发表于 2022-11-13 更新于 2024-11-09 分类于计算机AI识别

搭建过程主要是借鉴了CSDNTransistor_Red写的文章https://blog.csdn.net/qq\_42859445/article/details/126172504

当然本人比较小白，一些基础常识性的东西不了解导致走了很多弯路，只是Python版本就装了8遍，这个项目是基于Python的。

百度飞桨官方安装步骤这里基本上写的官方的环境要求，我这里是Nvidia GT1030显卡Win10 64bit系统，截止到2022.11.12支持最新的Python版本为3.9，我就是装了新的Python版本导致一直报错装不上。
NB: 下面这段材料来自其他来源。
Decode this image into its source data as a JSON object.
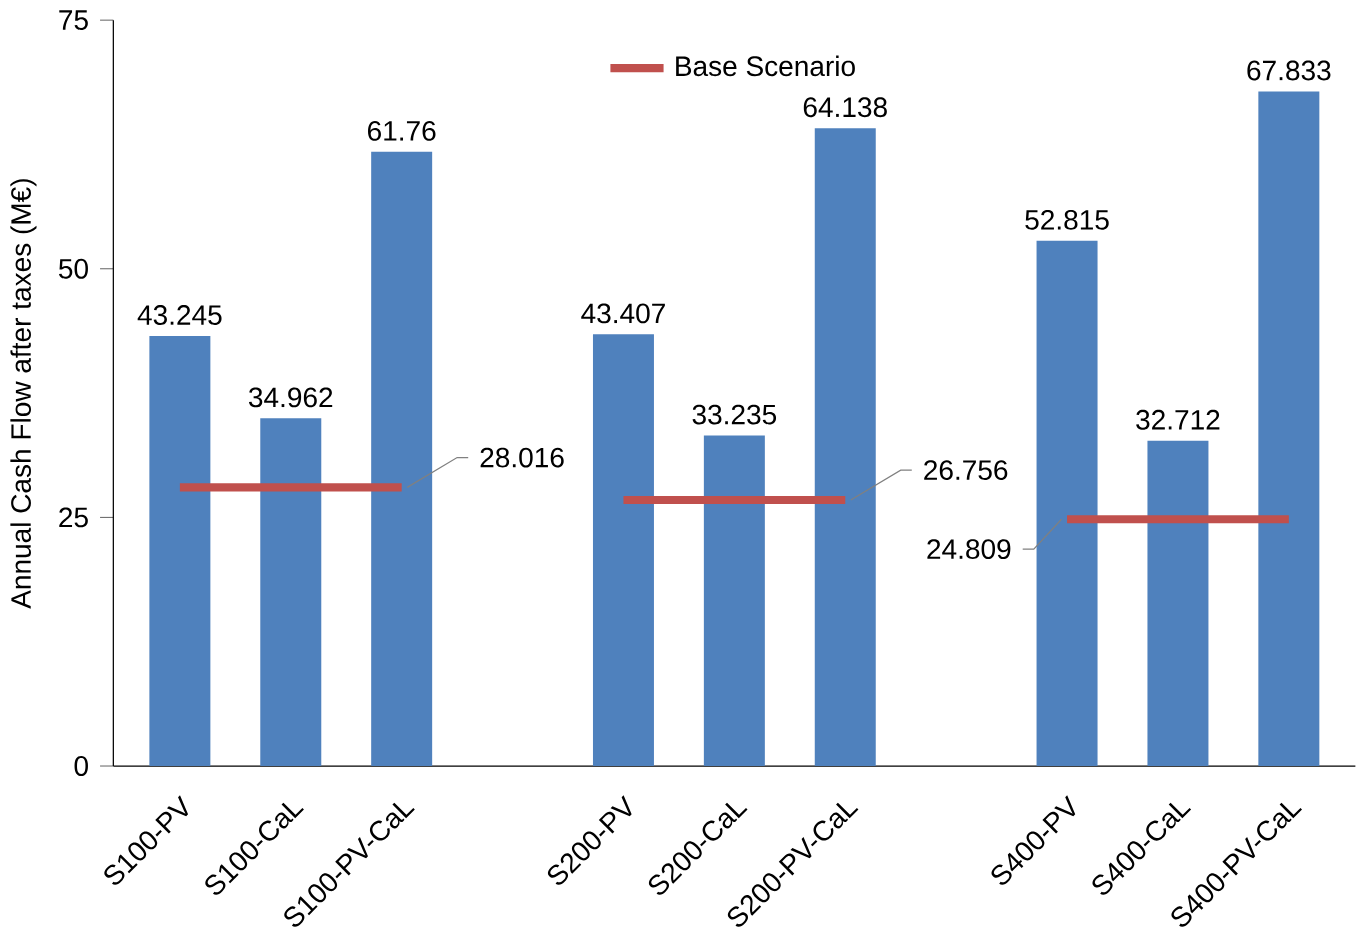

下载链接文件的cp39-cp39意思是支持Python3.9版本，因为这个搞不懂下载了很多也搞不明白 paddlepaddle_gpu-2.4.0rc0.post117-cp39-cp39-win_amd64.whl

还有一个就是用Python pip命令安装的时候会提示你的pip版本不够高，要求升级pip版本。但是由于Python的服务器在国外，导致一直升级不上，虽然只有200kb却老是出错，其实要是搞明白原因安装还是很简单的。我安装的是Python3.9 64bit，这里只支持64bit的Python，升级pip的话就是去用清华源来进行升级，包括后绪安装的一些依赖包都是指定清华源来安装的。

安装方法

官方连接

临时使用清华源来升级pip版本

1	python -m pip install -i https://pypi.tuna.tsinghua.edu.cn/simple --upgrade pip

将清华源来作为默认pip源命令

1 2	python -m pip install --upgrade pip pip config set global.index-url https://pypi.tuna.tsinghua.edu.cn/simple

这些官网上也有详细的方法就不过多介绍了。

安装好正确的Python版本，再升级最新的pip版本，就可以开心的用官方的命令来执行安装了。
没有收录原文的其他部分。